If you butchered the animal, so you're the reason it's dead, that's fine. You may need to freeze it and feed it to them slower so it doesn't go off before they can finish it. But if you don't know what it died from, or you do and it's a disease, you could spread it.
Both of which are killed by proper composting. Although Joel's had his chickens tested and they don't even have salmonella in their poop. As Joel said, this compost goes out onto the fields where it fertilizes pastures. It's not going onto vegetable gardens. But I wouldn't worry about it either way. Animals poop and die in gardens all the time. It's something the natural system is designed to be okay with.
There's no smell in the compost shed besides the smell of wood chips. And considering pigs will eat each other I don't think they'd be particularly sentimental about a pig buried in wood chips in the stall next door. They'd mainly be frustrated that they couldn't eat it.
@@stacyyoust For instance, if a pig dies in the woods, the other pigs will come and eat it. Or a mother pig will kill and eat a piglet that's deformed (she decides somehow that it's not fit for survival). It's actually the same with chickens.

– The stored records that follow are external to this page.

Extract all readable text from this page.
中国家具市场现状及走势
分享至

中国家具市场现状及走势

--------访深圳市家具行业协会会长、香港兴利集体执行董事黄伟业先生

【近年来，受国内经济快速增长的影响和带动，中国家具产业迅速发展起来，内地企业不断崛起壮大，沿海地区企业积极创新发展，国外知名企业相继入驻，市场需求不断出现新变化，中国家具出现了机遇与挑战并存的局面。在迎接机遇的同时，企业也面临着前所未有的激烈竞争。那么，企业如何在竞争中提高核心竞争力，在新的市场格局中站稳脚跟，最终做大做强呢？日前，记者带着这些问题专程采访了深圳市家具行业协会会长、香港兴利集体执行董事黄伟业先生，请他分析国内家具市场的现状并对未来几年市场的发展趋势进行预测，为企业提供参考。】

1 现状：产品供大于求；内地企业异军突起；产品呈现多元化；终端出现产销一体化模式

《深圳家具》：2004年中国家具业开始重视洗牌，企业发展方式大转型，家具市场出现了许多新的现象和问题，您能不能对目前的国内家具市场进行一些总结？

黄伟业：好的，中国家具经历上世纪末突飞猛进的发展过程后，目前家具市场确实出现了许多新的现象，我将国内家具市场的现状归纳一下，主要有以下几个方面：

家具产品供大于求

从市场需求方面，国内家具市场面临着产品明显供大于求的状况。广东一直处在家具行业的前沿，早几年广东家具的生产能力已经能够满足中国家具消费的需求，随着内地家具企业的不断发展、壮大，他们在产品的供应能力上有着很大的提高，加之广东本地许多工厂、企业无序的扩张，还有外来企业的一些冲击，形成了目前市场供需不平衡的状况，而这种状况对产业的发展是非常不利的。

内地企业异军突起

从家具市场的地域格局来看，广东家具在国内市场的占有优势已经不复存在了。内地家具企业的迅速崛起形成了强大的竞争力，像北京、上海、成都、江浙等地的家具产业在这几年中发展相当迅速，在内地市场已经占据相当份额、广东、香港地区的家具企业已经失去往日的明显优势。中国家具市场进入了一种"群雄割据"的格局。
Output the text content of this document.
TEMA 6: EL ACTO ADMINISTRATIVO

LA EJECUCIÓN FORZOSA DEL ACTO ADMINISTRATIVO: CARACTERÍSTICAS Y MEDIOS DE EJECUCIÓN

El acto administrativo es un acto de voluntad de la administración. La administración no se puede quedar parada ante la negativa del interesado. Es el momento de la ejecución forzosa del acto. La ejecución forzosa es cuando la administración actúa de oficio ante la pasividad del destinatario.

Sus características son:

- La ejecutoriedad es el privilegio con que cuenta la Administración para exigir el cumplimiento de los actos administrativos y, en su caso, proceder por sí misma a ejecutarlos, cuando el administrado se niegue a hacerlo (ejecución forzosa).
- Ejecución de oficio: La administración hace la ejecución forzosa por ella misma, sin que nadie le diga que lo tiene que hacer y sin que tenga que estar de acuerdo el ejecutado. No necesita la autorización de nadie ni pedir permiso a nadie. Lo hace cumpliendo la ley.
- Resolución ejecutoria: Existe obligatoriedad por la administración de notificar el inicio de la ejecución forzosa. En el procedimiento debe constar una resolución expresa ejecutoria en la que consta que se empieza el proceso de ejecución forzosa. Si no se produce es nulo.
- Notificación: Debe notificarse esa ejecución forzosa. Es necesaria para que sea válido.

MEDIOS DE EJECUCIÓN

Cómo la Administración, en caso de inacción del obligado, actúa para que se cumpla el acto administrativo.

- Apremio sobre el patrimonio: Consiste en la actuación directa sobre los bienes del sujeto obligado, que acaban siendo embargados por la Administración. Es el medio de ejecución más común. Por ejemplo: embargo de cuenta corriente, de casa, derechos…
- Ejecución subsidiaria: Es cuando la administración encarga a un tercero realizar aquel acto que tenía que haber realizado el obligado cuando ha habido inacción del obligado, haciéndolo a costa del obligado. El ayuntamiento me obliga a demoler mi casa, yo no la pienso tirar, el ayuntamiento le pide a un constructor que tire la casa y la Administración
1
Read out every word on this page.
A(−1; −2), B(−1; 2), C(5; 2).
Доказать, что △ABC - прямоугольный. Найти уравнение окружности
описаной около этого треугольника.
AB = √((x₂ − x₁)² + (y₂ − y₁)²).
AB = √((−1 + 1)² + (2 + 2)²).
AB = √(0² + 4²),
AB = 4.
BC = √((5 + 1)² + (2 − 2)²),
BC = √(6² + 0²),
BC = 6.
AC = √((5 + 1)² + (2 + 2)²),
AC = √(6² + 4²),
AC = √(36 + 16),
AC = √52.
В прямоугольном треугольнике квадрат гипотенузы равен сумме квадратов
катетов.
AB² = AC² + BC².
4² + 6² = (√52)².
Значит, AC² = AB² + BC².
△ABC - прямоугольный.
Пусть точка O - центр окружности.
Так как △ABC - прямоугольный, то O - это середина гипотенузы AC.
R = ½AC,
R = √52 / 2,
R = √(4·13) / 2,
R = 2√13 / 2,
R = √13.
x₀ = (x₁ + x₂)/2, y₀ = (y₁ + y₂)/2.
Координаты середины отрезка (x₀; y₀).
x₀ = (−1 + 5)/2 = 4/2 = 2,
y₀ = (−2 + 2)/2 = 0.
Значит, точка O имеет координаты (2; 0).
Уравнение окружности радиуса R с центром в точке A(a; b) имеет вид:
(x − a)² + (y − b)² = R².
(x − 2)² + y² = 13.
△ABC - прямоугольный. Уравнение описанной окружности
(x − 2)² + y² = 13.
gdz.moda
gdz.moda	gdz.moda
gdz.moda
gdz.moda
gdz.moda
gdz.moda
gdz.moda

They're omnivores, so they like meat and they'll scavenge it if it's reasonably fresh. My point is that pigs don't have the squeamish sensitivities that we have.
Its like watching a needlessly complicated machine, Look at all this infrastructure and land used, just to deal with animal waste from animals that also use tons of space... You could just eat plant products and use aggressive cover cropping and green cover cropping with good crop management and rotation. Regenerative ag my ass, More like waste as much time/space/energy as possible ag.
SunRa I think you’re underestimating the work involved in a plant-based ag system. Plant-based almost always requires lots of tillage, which is always destructive to soil. It also requires greater use of fuel and machinery due to the tillage. But fundamentally it doesn’t build topsoil nearly as quickly (if at all) as using animals. There’s also the issue that a plant based diet just isn’t going to cut it nutrition- and calorie-wise for most people. Especially in developing countries, their use of animals is the quickest and most effective way to get both calories and soil fertility. Plus, kids never run up to tomatoes and hug them. Animals add a level of wonder and joy to farming that pure plant ag lacks. And they taste way better than veg. :)
HAHAHAHAHAHAHA... What are the names of your many books that you've written on the subject? Do you have an internationally recognized LOCAL farm? How many interns do you employ every summer? Do they come from every corner of the country? Let's see some credentials beyond 3 credit hours of Sustainable Ag.
You have never attempted to live off plants you have grown. If you did you would quickly realize that humans are not herbivores and cannot meet their nutritional needs this way without ENORMOUS energetic inputs. Greenhouses, quadraphonic, and all this stuff requires tremendous inputs.
Actually, Joel recommends as little infrastructure as possible. His methods regenerate the soil. Plants and animals (and humans) evolved together. The plants feed the animals and the animals feed the plants with what they compost inside their digestive systems. Even if you have a plants-only farm, you'd have to put some manure on it or some sort of fertilizer or the plants won't grow well. An all-plant-based diet requires some supplementation or we omnivorous humans don't get everything we need. In regenerative agriculture, the animals live nice lives, happily munching on the foods they love and were designed to eat, and then they feed us after a humane end. This is much better than how corporate agribusiness is done. I hope you at least will appreciate that.